For medium sample sizes (n=50, n=75), the criteria PIC and BIC yield the best results. The results for n=50 are given in Table 5, Table 6, Table 7 and Table 8. Note that the PIC criterion yields the best results for 0% and 10% contamination. For the other levels of contamination, there are values of γ for which PIC is the best among all the considered criteria. On the other hand, in most cases when BIC wins, the proportions of selections of the true model by BIC and PIC are close.

When the sample size is large (n=100, n=200, n=500), BIC generally yields better results than PIC which stays relatively close behind, but sometimes BIC and PIC have the same performance. Table 9, Table 10, Table 11 and Table 12 present the results obtained for n=100.

Thus, the new PIC criterion works very well for small to medium sample sizes and for levels of contamination up to 20%, but falls behind BIC for large sample sizes. Note that for contaminated data, PIC with γ=0.15 prevails in most of the considered cases. On the other hand, for uncontaminated data, it is PIC with γ=0.2 that prevails in all the considered instances.

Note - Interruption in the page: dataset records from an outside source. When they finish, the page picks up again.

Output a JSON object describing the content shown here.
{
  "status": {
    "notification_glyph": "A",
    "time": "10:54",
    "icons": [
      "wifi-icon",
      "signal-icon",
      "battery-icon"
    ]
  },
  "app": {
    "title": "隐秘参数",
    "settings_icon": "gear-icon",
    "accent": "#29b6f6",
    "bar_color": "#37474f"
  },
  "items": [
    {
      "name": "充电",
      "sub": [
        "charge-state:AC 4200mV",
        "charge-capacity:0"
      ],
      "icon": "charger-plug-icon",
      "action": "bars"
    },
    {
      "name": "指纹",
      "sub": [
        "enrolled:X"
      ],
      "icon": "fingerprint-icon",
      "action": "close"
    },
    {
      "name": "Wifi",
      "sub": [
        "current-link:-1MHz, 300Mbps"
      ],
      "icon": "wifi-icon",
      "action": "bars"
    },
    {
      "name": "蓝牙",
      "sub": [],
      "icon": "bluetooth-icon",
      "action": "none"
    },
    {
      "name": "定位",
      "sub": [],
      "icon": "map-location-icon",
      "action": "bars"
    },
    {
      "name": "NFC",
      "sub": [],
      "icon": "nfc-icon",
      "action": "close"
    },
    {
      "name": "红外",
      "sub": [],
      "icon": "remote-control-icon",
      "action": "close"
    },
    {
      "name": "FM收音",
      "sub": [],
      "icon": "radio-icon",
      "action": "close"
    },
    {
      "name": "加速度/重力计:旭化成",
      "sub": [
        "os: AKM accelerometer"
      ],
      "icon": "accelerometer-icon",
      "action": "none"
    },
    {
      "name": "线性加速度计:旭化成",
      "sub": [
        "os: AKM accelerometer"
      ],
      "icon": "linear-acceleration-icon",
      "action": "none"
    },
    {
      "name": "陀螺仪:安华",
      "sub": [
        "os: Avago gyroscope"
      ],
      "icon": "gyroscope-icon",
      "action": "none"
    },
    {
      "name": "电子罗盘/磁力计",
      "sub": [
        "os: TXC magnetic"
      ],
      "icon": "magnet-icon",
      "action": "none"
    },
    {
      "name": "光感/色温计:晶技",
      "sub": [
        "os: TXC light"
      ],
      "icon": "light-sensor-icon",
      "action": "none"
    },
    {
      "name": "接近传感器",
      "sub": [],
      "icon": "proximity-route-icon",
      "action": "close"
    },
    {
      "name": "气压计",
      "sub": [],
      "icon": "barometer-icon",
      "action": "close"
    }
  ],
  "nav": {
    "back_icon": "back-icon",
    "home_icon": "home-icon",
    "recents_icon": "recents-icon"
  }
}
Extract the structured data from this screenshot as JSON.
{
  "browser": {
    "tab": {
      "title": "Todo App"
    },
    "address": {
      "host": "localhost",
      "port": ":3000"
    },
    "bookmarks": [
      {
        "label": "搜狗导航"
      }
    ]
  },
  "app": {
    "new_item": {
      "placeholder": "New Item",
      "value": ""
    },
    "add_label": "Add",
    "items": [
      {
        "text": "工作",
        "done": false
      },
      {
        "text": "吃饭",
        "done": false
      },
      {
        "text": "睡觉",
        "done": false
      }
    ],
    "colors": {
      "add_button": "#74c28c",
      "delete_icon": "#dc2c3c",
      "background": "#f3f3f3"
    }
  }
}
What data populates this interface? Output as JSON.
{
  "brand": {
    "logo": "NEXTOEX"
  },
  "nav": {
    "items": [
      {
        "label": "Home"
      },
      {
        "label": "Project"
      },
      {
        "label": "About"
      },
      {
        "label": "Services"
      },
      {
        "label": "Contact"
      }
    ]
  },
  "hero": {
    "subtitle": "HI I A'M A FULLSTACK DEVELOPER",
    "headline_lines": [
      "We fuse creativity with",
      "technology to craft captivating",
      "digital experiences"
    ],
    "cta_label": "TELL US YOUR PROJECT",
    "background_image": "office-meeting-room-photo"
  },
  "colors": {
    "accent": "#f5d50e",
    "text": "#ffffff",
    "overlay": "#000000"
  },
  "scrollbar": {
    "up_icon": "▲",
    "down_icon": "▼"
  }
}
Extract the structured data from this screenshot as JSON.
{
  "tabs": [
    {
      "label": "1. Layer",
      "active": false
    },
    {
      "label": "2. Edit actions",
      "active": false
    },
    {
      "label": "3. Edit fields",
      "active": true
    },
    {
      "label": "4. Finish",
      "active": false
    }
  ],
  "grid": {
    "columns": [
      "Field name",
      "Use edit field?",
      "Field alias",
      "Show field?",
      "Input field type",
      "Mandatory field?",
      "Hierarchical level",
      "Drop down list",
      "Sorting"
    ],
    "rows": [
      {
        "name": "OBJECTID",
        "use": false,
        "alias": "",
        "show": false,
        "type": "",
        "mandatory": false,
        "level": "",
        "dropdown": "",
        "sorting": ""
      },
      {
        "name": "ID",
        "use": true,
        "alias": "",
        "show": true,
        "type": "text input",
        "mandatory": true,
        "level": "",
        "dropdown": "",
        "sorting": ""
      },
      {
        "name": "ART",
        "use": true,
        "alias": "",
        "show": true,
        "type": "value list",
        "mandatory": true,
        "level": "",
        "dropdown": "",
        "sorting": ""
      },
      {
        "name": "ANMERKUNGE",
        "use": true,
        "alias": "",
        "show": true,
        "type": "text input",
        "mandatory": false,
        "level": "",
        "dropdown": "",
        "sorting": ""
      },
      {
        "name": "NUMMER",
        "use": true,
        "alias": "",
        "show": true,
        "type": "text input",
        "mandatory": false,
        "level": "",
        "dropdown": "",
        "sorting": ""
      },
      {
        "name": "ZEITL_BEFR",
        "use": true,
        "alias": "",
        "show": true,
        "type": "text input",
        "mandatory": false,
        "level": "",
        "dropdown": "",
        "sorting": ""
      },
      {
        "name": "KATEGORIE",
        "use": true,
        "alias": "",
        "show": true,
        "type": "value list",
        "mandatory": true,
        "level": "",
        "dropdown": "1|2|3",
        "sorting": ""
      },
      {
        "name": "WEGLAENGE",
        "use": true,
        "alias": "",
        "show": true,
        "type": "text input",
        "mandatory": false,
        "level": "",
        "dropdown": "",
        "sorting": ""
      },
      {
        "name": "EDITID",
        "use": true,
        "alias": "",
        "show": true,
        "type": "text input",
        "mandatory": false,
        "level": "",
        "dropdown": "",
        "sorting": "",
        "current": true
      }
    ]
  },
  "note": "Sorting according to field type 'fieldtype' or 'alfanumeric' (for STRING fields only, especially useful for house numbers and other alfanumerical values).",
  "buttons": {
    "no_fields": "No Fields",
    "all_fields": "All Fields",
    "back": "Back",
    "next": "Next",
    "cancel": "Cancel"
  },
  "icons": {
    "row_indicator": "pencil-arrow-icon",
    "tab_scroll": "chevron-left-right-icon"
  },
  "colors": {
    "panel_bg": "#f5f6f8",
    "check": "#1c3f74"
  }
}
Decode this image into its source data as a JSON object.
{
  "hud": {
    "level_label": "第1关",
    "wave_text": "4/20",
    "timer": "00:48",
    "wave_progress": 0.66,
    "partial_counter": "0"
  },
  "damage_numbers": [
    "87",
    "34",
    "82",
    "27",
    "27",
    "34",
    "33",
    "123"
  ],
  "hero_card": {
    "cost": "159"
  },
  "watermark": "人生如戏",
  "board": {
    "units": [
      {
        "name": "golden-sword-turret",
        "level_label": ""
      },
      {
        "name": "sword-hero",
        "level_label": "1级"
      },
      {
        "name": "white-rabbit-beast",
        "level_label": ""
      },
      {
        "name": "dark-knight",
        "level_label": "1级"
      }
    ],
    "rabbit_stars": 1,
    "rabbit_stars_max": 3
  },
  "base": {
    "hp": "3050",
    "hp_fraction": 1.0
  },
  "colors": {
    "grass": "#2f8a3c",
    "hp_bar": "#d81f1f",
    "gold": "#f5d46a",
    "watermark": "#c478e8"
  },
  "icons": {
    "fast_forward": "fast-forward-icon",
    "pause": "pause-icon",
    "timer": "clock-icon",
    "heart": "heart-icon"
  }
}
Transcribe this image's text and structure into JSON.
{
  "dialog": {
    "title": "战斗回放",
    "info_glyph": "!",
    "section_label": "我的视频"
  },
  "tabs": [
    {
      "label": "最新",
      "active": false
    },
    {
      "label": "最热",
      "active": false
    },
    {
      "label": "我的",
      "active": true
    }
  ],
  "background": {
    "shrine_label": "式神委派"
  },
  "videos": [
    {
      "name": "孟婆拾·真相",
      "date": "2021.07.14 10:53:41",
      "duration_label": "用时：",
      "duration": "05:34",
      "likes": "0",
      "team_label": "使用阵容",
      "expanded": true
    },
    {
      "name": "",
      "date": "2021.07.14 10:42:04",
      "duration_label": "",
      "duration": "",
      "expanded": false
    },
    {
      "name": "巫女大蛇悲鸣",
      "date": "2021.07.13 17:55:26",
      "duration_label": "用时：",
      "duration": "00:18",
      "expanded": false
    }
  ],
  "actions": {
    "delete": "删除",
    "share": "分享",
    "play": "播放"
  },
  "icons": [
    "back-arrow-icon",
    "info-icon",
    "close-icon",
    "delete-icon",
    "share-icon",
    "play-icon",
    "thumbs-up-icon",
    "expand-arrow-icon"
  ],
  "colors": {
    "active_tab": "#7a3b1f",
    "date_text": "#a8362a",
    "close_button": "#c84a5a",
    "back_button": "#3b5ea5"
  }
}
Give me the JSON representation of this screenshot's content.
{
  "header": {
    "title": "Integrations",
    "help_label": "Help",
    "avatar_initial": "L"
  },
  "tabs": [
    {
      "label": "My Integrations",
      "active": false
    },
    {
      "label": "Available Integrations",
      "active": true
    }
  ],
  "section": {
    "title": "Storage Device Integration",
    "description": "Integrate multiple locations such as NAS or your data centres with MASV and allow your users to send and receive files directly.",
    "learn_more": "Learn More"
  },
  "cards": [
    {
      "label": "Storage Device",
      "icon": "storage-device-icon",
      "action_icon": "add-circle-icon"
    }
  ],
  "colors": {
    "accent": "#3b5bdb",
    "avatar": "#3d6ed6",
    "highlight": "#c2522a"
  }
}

It is also worth mentioning that PIC with γ=0.3 appears to behave very satisfactorily in most cases irrespectively of the proportion of contamination (0%20%) and the sample size. Observe also that in all cases, AIC has the highest overestimation rate which is somehow expected (see [24]).

Although the consistency is the main focus of the applications presented in this work, one should point out that if prediction is part of the objective of a regression analysis, then model selection carried out using criteria such as the ones used in this work, have desirable properties. In fact, the case of finite-dimensional normal regression models has been shown to be associated with satisfactory prediction errors for criteria such as AIC and BIC (see [25]). Furthermore, it should be pointed out that in many instances PIC has a behavior quite similar to the above criteria by choosing the same models. Also, according to the presented simulation results, the proportion of choosing the true model by PIC is always better than the proportion of choosing the true model by AIC (even in the case of non contaminated data) and sometimes it is better than the proportion of choosing the true model by BIC. These results imply a satisfactory prediction ability for the proposed PIC criterion.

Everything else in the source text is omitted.